CHEGA DE MACHADO
Ninguém lê coisa alguma. Salvo Paulo Coelho e mais dois ou três de igual calibre. Exceto estudantes, levados ao cadafalso por seus professores cheios de boas intenções, ninguém lê Machado de Assis. Viva a hipocrisia brasileira. Alguns 'críticos' o fazem.
Anseiam por um clássico nacional. Vibram quando um estrangeiro de ocasião – Woody Allen ou qualquer outro – diz que leu Machado de Assis, por recomendação de um amigo, e adorou. Precisam de uma legitimação pelo avesso. É balela essa história de que Machado de Assis não é conhecido mundialmente por causa da língua portuguesa.
Qualquer europeu de cultura mediana conhece Fernando Pessoa, mas nunca ouviu falar de Machado de Assis. A literatura russa está aí para provar que língua não é obstáculo. Basta encontrar um tradutor. E compradores.
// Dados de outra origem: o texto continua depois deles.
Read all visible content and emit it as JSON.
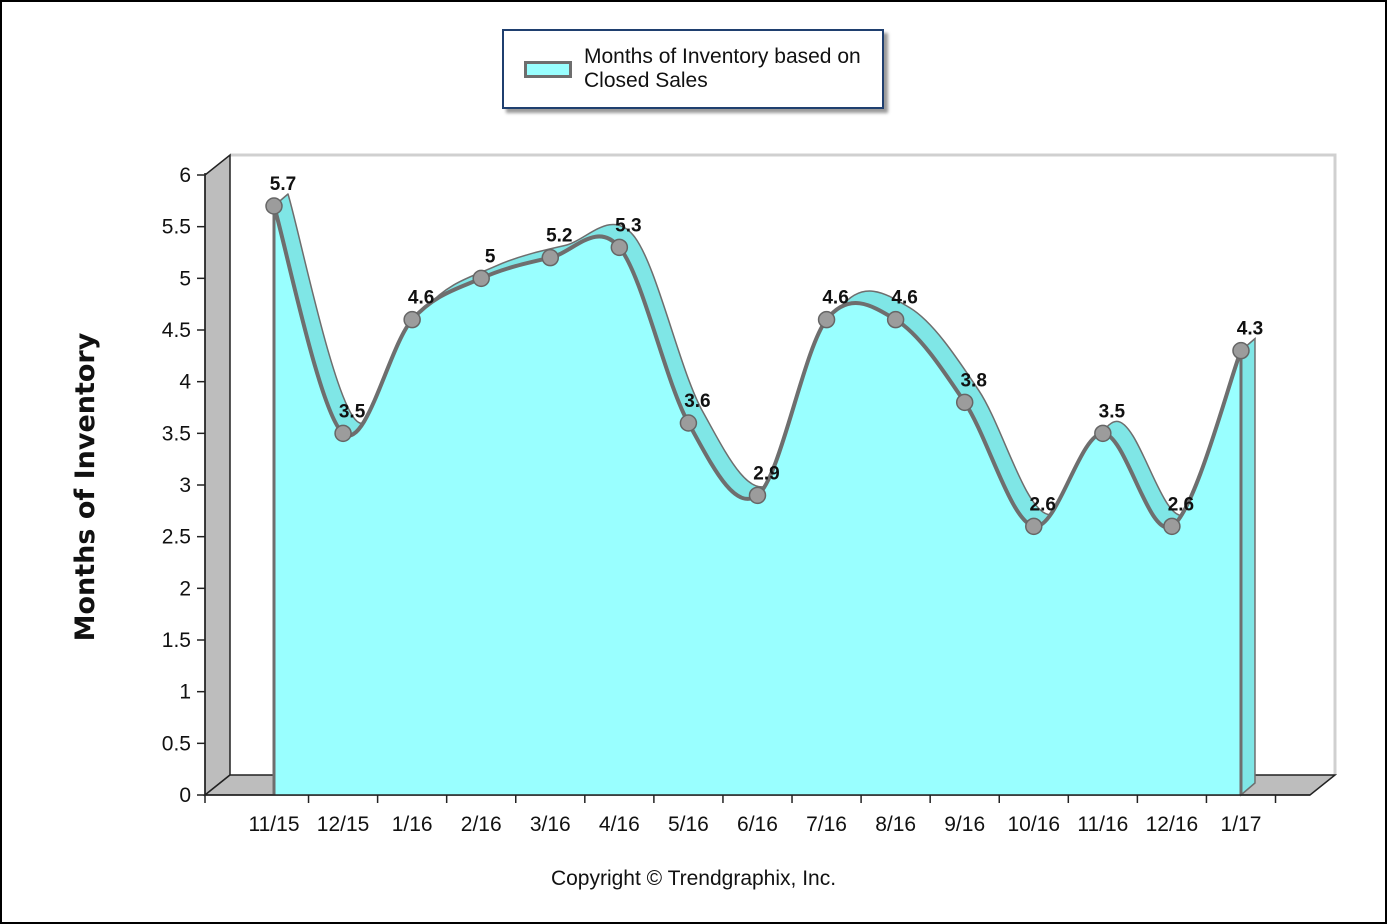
{
  "legend": {
    "label": "Months of Inventory based on Closed Sales"
  },
  "copyright": "Copyright © Trendgraphix, Inc.",
  "chart_data": {
    "type": "area",
    "title": "",
    "xlabel": "",
    "ylabel": "Months of Inventory",
    "ylim": [
      0,
      6
    ],
    "yticks": [
      "0",
      "0.5",
      "1",
      "1.5",
      "2",
      "2.5",
      "3",
      "3.5",
      "4",
      "4.5",
      "5",
      "5.5",
      "6"
    ],
    "categories": [
      "11/15",
      "12/15",
      "1/16",
      "2/16",
      "3/16",
      "4/16",
      "5/16",
      "6/16",
      "7/16",
      "8/16",
      "9/16",
      "10/16",
      "11/16",
      "12/16",
      "1/17"
    ],
    "series": [
      {
        "name": "Months of Inventory based on Closed Sales",
        "values": [
          5.7,
          3.5,
          4.6,
          5,
          5.2,
          5.3,
          3.6,
          2.9,
          4.6,
          4.6,
          3.8,
          2.6,
          3.5,
          2.6,
          4.3
        ],
        "data_labels": [
          "5.7",
          "3.5",
          "4.6",
          "5",
          "5.2",
          "5.3",
          "3.6",
          "2.9",
          "4.6",
          "4.6",
          "3.8",
          "2.6",
          "3.5",
          "2.6",
          "4.3"
        ]
      }
    ],
    "grid": false,
    "legend_position": "top-center",
    "colors": {
      "area_fill": "#99ffff",
      "ribbon_fill": "#7fe6e6",
      "line": "#6e6e6e",
      "marker": "#9c9c9c",
      "wall": "#bdbdbd",
      "wall_border": "#d0d0d0"
    }
  }
}
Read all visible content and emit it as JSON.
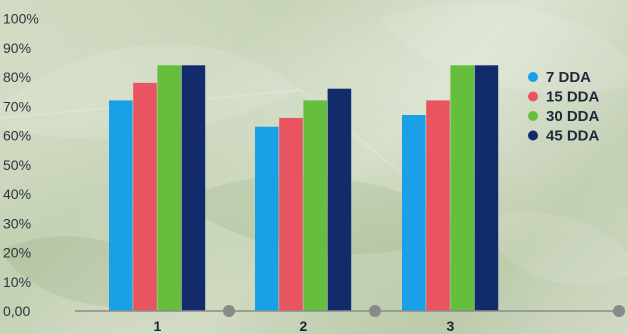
{
  "chart_data": {
    "type": "bar",
    "categories": [
      "1",
      "2",
      "3"
    ],
    "y_tick_labels": [
      "0,00",
      "10%",
      "20%",
      "30%",
      "40%",
      "50%",
      "60%",
      "70%",
      "80%",
      "90%",
      "100%"
    ],
    "ylim": [
      0,
      100
    ],
    "grid": false,
    "legend_position": "right",
    "series": [
      {
        "name": "7 DDA",
        "color": "#1aa0e6",
        "values": [
          72,
          63,
          67
        ]
      },
      {
        "name": "15 DDA",
        "color": "#e8545f",
        "values": [
          78,
          66,
          72
        ]
      },
      {
        "name": "30 DDA",
        "color": "#66bf3c",
        "values": [
          84,
          72,
          84
        ]
      },
      {
        "name": "45 DDA",
        "color": "#122b6b",
        "values": [
          84,
          76,
          84
        ]
      }
    ]
  },
  "colors": {
    "axis": "#8c8c8c",
    "axis_markers": "#8a8a8a"
  }
}
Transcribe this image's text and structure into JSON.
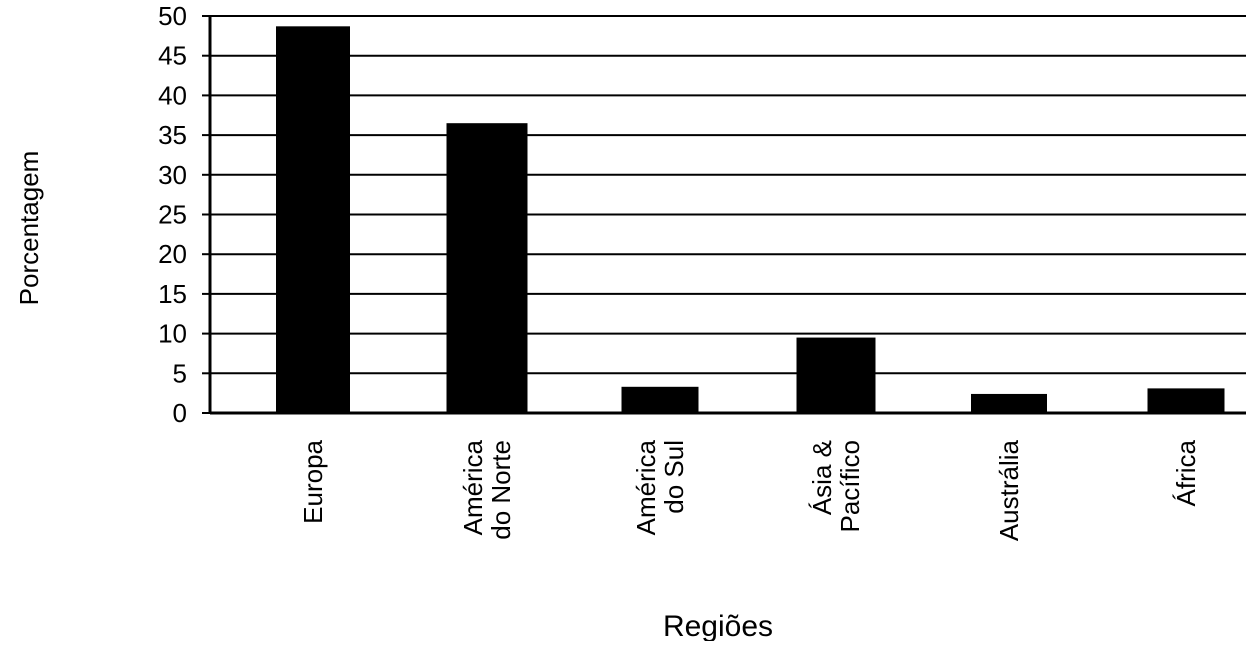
{
  "chart_data": {
    "type": "bar",
    "categories": [
      [
        "Europa"
      ],
      [
        "América",
        "do Norte"
      ],
      [
        "América",
        "do Sul"
      ],
      [
        "Ásia &",
        "Pacífico"
      ],
      [
        "Austrália"
      ],
      [
        "África"
      ]
    ],
    "values": [
      48.7,
      36.5,
      3.3,
      9.5,
      2.4,
      3.1
    ],
    "title": "",
    "xlabel": "Regiões",
    "ylabel": "Porcentagem",
    "ylim": [
      0,
      50
    ],
    "yticks": [
      "0",
      "5",
      "10",
      "15",
      "20",
      "25",
      "30",
      "35",
      "40",
      "45",
      "50"
    ],
    "grid": true,
    "bar_color": "#000000"
  }
}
O ano Machado de Assis terminou com a minissérie da Globo. 'Capitu' pode ser definida com uma palavra: insuportável. Chega de Machado de Assis. Desafio alguém a ler 'Helena' e gostar. O romantismo de Machado de Assis era de uma pieguice estratosférica.
Nunca esquecerei o final de Iaiá Garcia: 'No primeiro aniversário da morte de Luiz Garcia, Iaiá foi com o marido ao cemitério a fim de depositar na sepultura do pai uma coroa de saudades. Outra coroa havia sido ali posta, com uma fita em que Iaiá beijou com ardor a singela dedicatória, como beijaria a madrasta se ela lhe aparecesse naquele instante.
Era a sincera piedade da viúva. Alguma coisa escapa ao naufrágio das ilusões'. Uau! Fiquei marcado pela pompa oca de expressões bregas como 'coroa de saudades', 'singela dedicatória', 'piedade da viúva' e principalmente 'naufrágio das ilusões'. Ironia? Nada disso. Expressões da época? Breguice mesmo. Intemporal.
Nunca mais fui o mesmo depois dessas leituras de segundo grau. Não me recuperei. Sofri essa influência deletéria. Tornei-me brega para sempre. Já pensei em publicar um romance intitulado 'Naufrágio das Ilusões'. Machado de Assis ficou bom quando percebeu o quanto era ruim.
Virou o jogo. Mesmo assim, por mais que tenha feito, à exceção de 'Dom Casmurro' e alguns contos, o restante não passa no teste da leitura espontânea. Até partes de 'Memórias Póstumas de Brás Cubas' e 'Quincas Borba' empacam na peneira do gosto atual.
Abandonem esses livros em bancos do Parcão e vejam se a galera largará tudo para acompanhar a história até o fim. Culpa da incultura atual? Certamente. Literatura é entretenimento. Ou pega o leitor ou não pega. O resto é conversa. Sejamos iconoclastas. Quando eu disse a um professor da USP que Umberto Eco não conhecia Machado de Assis, nosso nacionalista reagiu briosamente: 'Maldade com Machado'.
Coitado. Eu gosto de Machado de Assis. É o que temos de melhor. Mas chega. Basta. Se quiserem me linchar, perspectiva que me parece legítima, posso citar fragmentos das crônicas de Machado de Assis. Se for necessário, atacarei com a sua poesia. Não me provoquem.
Antecipo duas estrofes para esfriar os ânimos mais belicosos: 'Benditos sejam todos os amigos de raízes, verdadeiros./ Porque amigos são herdeiros da real sagacidade./ Ter amigos é a melhor cumplicidade!/ Há pessoas que choram por saber que as rosas têm espinho./ Há outras que sorriem por saber que os espinhos têm rosas!'.